[Frontiers in Bioscience 18, 740-747, January 1, 2013]
Role of homeobox genes in the hypothalamic development and energy balance
Takao Kaji1, Katsunori Nonogaki1
1Department of Lifestyle Medicine, Translational Research Center, Tohoku University Hospital, 1-1 Seiryo-machi, Aoba-ku, Sendai, Miyagi 980-8574, Japan
1. TABLE OF CONTENTS
Homeobox genes contribute to the regionalization, patterning and cell differentiation during embryogenesis and organ development. During mammalian embryonic development, homeobox genes, including orthopedia (Otp), a brain-specific homeobox transcription factor (Bsx) and a thyroid transcription factor-1 (TTF-1), are expressed in the hypothalamus. The genetic ablation of these genes indicated that Otp and TTF-1 are essential for the normal morphological development of the hypothalamus, including the arcuate nucleus (ARC), whereas Bsx is not required. In the adult stage, Bsx and TTF-1 continue to be expressed in the hypothalamus, including the ARC, and serve as transcription factors of neuropeptide Y and agouti-related protein.

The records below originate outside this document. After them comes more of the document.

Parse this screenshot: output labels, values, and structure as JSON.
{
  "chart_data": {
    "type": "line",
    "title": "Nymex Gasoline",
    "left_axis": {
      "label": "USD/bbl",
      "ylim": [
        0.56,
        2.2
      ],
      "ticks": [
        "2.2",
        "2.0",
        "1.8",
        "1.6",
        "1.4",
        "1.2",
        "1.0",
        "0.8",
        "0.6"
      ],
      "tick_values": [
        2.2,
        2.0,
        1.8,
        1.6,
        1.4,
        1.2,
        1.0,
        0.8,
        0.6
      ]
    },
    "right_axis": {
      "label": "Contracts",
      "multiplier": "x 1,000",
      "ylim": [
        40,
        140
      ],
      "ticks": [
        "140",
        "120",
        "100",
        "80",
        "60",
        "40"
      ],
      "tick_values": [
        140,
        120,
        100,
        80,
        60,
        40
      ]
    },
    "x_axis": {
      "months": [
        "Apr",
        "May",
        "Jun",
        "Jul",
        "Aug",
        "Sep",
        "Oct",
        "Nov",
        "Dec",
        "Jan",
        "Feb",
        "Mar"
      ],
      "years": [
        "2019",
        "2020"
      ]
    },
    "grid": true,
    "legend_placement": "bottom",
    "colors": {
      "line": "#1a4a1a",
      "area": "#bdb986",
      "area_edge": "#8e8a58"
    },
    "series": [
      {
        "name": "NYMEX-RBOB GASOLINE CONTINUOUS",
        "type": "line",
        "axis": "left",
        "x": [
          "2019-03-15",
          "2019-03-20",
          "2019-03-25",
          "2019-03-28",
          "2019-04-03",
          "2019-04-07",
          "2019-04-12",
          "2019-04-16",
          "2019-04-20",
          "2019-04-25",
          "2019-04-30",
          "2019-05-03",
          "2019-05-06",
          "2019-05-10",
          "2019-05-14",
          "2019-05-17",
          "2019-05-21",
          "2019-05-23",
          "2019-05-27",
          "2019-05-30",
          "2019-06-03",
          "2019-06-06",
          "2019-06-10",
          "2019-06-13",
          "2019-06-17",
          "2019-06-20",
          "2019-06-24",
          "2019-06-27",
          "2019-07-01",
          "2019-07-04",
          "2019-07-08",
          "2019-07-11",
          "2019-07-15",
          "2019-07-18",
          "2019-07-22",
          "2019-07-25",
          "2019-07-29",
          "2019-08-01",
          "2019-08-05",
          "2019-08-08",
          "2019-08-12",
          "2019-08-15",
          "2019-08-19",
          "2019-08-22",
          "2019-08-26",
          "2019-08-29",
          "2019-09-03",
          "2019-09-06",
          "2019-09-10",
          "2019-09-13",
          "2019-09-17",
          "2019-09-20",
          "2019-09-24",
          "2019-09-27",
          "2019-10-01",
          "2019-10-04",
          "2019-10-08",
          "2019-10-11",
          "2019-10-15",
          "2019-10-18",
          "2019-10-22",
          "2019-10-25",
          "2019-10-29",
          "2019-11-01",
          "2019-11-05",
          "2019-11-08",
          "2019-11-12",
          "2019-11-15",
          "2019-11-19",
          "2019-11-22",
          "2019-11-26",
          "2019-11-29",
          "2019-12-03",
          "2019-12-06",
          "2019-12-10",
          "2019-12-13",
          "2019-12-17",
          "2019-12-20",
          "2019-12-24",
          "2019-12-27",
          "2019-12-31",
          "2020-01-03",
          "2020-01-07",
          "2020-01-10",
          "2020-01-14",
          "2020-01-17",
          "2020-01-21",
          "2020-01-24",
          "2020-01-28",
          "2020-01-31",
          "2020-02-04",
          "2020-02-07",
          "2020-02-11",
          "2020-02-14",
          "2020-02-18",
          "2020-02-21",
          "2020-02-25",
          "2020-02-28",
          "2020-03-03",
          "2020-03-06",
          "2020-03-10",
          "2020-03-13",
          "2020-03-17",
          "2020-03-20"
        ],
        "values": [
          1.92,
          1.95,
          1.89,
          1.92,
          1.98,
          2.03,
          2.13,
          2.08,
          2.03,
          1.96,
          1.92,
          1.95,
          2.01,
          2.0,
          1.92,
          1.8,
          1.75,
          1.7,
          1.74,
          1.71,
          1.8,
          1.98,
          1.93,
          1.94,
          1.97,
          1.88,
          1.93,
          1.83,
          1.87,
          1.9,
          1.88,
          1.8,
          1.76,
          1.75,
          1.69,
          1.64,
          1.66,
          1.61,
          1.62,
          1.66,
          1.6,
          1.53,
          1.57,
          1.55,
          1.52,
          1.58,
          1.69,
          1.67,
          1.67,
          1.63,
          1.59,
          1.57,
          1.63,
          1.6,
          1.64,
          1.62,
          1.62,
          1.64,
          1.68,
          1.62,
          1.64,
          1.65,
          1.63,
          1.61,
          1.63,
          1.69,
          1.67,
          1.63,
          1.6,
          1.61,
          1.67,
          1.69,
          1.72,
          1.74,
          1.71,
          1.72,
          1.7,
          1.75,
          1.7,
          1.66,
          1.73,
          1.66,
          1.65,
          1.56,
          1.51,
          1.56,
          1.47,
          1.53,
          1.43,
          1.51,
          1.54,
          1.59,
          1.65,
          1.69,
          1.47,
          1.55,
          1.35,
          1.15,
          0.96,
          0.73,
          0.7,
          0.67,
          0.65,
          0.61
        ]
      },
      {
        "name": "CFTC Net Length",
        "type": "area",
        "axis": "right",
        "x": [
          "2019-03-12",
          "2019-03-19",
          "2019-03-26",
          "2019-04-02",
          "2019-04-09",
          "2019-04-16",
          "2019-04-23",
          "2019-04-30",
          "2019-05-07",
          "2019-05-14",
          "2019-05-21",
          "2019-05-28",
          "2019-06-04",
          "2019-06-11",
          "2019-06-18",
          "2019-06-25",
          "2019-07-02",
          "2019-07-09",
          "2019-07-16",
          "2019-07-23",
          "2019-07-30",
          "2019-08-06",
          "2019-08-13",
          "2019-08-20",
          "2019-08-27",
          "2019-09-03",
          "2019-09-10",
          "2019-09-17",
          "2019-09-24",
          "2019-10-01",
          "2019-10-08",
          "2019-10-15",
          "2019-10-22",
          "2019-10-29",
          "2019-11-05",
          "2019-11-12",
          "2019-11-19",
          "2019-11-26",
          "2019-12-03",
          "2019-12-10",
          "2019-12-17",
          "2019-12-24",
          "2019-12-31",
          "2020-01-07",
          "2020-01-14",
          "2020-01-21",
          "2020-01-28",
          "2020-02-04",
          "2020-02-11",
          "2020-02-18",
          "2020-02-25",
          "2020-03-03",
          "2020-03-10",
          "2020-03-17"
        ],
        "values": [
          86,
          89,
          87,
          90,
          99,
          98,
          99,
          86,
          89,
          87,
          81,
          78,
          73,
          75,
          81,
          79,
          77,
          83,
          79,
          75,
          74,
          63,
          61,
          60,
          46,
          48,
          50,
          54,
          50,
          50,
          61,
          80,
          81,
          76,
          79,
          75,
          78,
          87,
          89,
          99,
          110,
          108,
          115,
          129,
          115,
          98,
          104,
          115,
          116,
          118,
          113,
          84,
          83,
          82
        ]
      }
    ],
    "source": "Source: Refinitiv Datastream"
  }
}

The expression of hypothalamic Bsx and TTF-1 can be altered by the feeding state and appetite regulatory hormones such as ghrelin and leptin. Although Bsx and TTF-1 are essential for normal feeding behavior in adult mice, they exert different effects on the expression of hypothalamic pro-opiomelanocortin (POMC) and body weight homeostasis. Thus, the hypothalamic homeobox genes may contribute to the dissociation of food intake and body weight via AgRP-POMC neurons.